異世界の巫女姫は、提督さんの『偽』婚約者!?
提督さん、滾る
「姉に何か言われなかったか!?」

仕事から帰るなり、提督さんはそう言って私の肩をガッと掴んだ。
お陰で「おかえりなさい」の「おか」しか言えなかった!
まぁそんなことはいい。
何か言われたといえば、言われたけど、それを告げ口みたいに言いたくもないのよねぇ。
言えちゃう子の方が可愛いんだろうけど、どうもそれは私のキャラじゃないっていうかね。

「いえ、特には」

「本当か??」

提督さんは信じてないみたいだ。
姉だからね、よく知ってるからわかるのかも。

「はい。少し檄を飛ばされた?だけです」

うん、間違ってない、間違ってない??のか?
その答えに納得して、漸く提督さんは掴んだ手を離した。

「そうか、本当はオレが付いて行きたかったんだが仕事でな、何もされなくて良かったよ」

何かされる可能性はあったんだ……。
そういえば御姉様、物騒なこと言ってたような気もするわ……。

「ありがとうございます。
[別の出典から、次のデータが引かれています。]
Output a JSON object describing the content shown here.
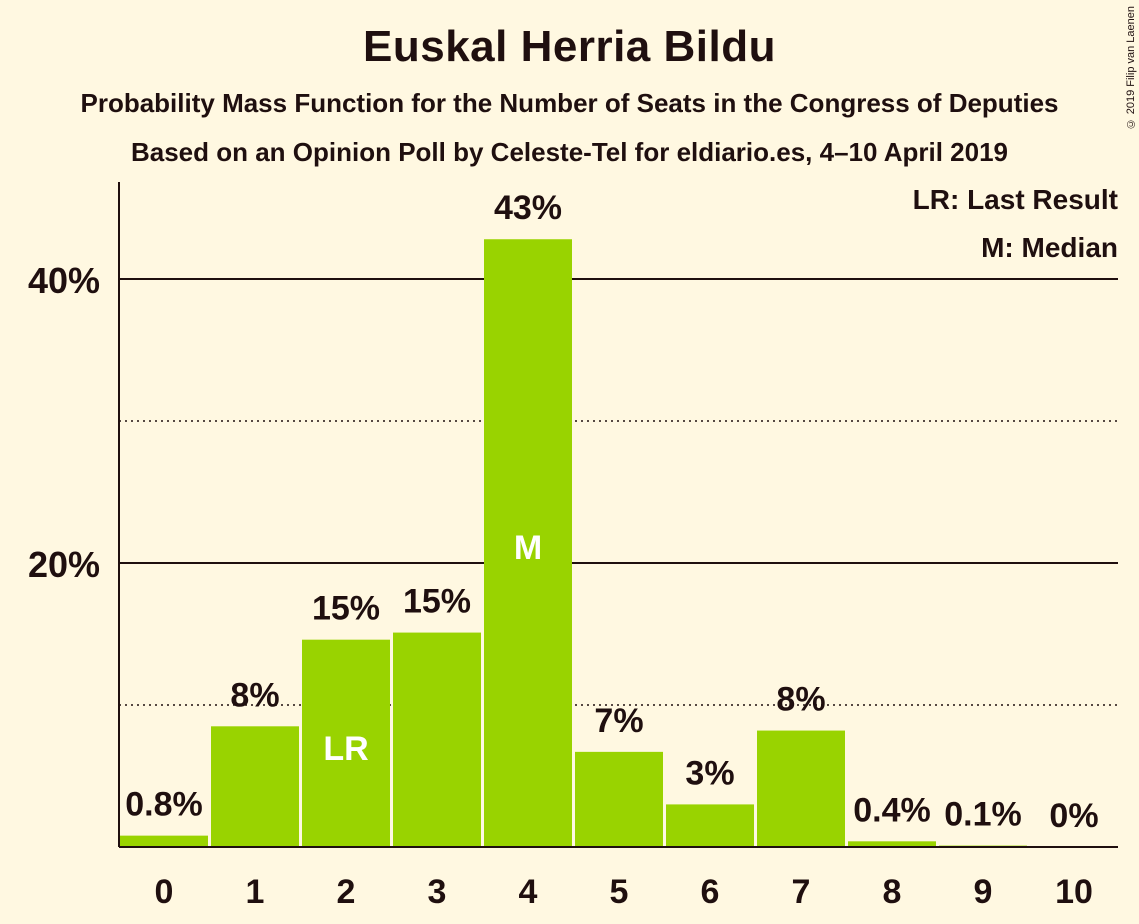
{
  "title": "Euskal Herria Bildu",
  "subtitle1": "Probability Mass Function for the Number of Seats in the Congress of Deputies",
  "subtitle2": "Based on an Opinion Poll by Celeste-Tel for eldiario.es, 4–10 April 2019",
  "copyright": "© 2019 Filip van Laenen",
  "colors": {
    "background": "#fff8e1",
    "bar": "#99d300",
    "text": "#1f0f0f"
  },
  "chart_data": {
    "type": "bar",
    "categories": [
      "0",
      "1",
      "2",
      "3",
      "4",
      "5",
      "6",
      "7",
      "8",
      "9",
      "10"
    ],
    "values": [
      0.8,
      8.5,
      14.6,
      15.1,
      42.8,
      6.7,
      3.0,
      8.2,
      0.4,
      0.1,
      0.0
    ],
    "value_labels": [
      "0.8%",
      "8%",
      "15%",
      "15%",
      "43%",
      "7%",
      "3%",
      "8%",
      "0.4%",
      "0.1%",
      "0%"
    ],
    "bar_markers": {
      "2": "LR",
      "4": "M"
    },
    "ylim": [
      0,
      47
    ],
    "y_ticks": [
      {
        "value": 20,
        "label": "20%"
      },
      {
        "value": 40,
        "label": "40%"
      }
    ],
    "minor_gridlines": [
      10,
      30
    ],
    "legend": [
      "LR: Last Result",
      "M: Median"
    ],
    "legend_position": "top-right",
    "grid": true
  }
}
でも大丈夫です。提督さんはお仕事してください」

「……無理してないか?」

「してませんよー!そう見えましたか?」

「いや……そうじゃなく……そうじゃなくて」

何だろう?
無理してないって言ってるじゃん!!
俯いて頭を掻く提督さんの考えがいまいち掴めないなぁ。

「あ、そうだ、一つお願いがあります」

「なんだ!!言ってみろ!!」

ちょっと食い気味に頭を上げた提督さんに、私は驚いて半歩後ずさってしまった。
そして、その半歩を大股の一歩で埋められ、もう体がくっつきそうな位置で途方に暮れる私がここに!!